A generational shift always implies change, and a dismissal of old values and leadership. This happened with Rahul, too, but not for the better. Rahul’s Congress went from power to PowerPoint—a clutch of upmarket, foreign-educated wizkids, led by close aide Kanishk Singh, Mohan Gopal and Sachin Rao, assisted by Madhusudan Mistry, formed galling questionnaires to assess the performance of senior leaders. Junior district-level party workers were asked to rate big leaders, causing embarrassment and resentment. Assembly election results indicated total estrangement between reality and Rahul’s wishlist. Sonia had given him a free hand. And the end result of his complex audit method caused the lava to boil in the senior ranks, and Sonia hastily deputed Priyanka Gandhi to prevent an eruption. But Rahul didn’t see the writing on the wall—he was too busy putting his signature on the new blueprint prepared by his team, even before the seat count had started. The post election plan would be to induct more youth into the Congress—never mind poster boys like Sachin Pilot, Jitin Prasada, Priya Dutt and others were Humpty-Dumptied.

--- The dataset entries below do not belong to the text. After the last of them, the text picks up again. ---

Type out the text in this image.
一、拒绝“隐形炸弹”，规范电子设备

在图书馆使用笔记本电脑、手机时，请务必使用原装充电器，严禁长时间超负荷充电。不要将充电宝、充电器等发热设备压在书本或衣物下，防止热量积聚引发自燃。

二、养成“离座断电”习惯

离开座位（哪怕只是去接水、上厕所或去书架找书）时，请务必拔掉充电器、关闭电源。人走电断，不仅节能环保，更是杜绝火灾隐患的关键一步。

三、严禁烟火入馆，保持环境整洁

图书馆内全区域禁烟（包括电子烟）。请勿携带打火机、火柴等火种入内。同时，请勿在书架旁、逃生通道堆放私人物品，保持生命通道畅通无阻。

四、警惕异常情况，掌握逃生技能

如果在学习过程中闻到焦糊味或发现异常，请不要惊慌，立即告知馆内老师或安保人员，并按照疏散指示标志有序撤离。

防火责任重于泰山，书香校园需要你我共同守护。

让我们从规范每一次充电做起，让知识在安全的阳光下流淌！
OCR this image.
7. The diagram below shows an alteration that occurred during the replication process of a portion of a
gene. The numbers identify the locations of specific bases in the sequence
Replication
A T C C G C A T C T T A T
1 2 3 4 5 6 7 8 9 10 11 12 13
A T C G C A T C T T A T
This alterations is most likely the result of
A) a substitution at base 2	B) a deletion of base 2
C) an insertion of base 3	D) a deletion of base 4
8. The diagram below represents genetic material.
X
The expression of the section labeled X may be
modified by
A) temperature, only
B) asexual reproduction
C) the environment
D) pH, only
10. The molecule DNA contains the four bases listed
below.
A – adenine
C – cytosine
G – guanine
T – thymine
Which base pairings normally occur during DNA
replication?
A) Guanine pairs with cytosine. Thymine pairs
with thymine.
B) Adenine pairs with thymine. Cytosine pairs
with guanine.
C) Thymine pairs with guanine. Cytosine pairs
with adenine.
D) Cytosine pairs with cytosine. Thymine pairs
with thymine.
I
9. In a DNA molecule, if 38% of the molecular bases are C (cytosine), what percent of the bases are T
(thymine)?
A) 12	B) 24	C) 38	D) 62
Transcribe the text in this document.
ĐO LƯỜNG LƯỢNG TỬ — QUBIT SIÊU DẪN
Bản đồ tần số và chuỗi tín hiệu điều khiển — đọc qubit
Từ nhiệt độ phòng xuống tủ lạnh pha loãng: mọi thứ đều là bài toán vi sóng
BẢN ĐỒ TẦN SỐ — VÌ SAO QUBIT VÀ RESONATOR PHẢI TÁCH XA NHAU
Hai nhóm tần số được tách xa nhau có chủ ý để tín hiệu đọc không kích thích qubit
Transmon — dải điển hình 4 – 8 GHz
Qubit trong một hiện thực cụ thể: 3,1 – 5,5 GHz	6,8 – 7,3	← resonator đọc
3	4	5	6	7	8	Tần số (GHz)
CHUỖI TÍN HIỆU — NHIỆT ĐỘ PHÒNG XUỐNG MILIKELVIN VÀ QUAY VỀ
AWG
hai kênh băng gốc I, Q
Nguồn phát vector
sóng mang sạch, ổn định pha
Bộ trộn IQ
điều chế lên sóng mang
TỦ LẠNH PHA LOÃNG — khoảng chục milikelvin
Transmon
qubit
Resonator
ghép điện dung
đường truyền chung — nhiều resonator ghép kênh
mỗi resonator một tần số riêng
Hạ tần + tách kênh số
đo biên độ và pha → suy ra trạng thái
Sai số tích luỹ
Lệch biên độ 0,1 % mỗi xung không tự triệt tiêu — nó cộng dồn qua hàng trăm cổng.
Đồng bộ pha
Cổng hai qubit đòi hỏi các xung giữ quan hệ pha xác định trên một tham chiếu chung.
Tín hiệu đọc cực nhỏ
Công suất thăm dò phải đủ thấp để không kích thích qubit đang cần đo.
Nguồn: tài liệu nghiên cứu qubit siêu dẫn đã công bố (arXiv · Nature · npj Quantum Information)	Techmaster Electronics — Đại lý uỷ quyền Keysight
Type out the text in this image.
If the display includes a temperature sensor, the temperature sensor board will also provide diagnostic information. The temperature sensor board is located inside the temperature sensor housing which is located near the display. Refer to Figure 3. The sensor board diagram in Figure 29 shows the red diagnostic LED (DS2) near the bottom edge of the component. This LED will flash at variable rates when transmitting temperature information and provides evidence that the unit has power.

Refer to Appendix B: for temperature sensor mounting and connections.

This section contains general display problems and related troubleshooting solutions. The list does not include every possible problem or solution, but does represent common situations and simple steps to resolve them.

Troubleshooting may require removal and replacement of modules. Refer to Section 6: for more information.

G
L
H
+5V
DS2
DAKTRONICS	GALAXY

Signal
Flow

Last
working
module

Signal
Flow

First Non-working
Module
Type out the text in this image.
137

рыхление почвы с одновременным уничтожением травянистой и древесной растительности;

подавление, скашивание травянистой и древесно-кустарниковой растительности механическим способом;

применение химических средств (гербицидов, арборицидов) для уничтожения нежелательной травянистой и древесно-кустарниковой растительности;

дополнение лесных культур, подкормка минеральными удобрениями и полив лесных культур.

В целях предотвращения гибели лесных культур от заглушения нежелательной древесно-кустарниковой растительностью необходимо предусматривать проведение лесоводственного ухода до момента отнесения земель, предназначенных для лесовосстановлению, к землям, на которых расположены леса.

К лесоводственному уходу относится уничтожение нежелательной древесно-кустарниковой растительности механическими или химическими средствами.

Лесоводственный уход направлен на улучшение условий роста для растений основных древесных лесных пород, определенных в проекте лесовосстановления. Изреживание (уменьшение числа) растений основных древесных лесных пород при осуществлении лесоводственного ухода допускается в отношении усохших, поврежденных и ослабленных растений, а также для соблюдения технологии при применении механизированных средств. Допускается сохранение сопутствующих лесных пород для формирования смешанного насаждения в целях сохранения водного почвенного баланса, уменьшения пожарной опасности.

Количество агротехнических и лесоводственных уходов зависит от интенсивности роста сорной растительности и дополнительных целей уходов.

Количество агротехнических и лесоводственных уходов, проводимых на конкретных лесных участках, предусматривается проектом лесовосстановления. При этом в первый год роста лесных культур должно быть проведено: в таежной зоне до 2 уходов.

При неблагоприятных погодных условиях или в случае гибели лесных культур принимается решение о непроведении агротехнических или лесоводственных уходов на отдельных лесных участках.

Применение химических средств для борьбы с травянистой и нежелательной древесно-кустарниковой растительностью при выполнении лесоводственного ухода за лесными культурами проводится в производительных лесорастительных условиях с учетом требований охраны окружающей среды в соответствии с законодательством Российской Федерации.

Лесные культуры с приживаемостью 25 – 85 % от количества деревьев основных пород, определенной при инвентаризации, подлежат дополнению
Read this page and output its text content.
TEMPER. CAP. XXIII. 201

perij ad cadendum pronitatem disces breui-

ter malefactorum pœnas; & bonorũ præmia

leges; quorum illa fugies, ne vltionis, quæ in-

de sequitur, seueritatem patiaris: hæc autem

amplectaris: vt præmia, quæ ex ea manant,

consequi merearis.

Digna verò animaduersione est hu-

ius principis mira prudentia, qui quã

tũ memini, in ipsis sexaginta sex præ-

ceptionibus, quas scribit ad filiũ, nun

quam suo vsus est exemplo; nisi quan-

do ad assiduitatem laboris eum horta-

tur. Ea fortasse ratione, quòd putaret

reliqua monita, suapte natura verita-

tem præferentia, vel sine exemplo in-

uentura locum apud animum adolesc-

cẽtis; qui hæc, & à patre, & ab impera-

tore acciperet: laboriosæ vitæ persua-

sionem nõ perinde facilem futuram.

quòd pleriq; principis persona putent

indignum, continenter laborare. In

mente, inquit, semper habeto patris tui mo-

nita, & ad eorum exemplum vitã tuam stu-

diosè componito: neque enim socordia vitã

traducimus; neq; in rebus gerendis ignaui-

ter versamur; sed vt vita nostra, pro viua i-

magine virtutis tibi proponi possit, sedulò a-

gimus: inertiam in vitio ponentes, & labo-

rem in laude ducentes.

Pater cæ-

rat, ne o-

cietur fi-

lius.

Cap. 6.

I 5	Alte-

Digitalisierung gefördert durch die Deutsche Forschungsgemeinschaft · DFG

However, a senior Congress leader said Rahul had expected the party to lose. However, the old guard, used to backroom machinations after surviving 20 years of coalition politics, hoped that a third front could be propped up, if the Congress got even 120-plus seats. Rahul was determined to sit out the next five years in the Opposition benches, perhaps for a belated tuition in Parliamentary craft. Many members of his inner circle, in spite of their Microsoft electoral algorithms, never calculated such a BJP wave. Their assessment was a volatile third front government falling under the weight of its own contradictions within two years, followed by fresh elections bringing the Congress to power.

Perhaps, Rahul would fade away into content obscurity. Perhaps, he would come into his own, cracking down on the veterans left and pushing forward stymied agendas like primaries and infusing new blood. With 12-crore young and first-time voters, new grassroots have grown roots in India. To reap that harvest, Rahul will have to reinvent himself and the party.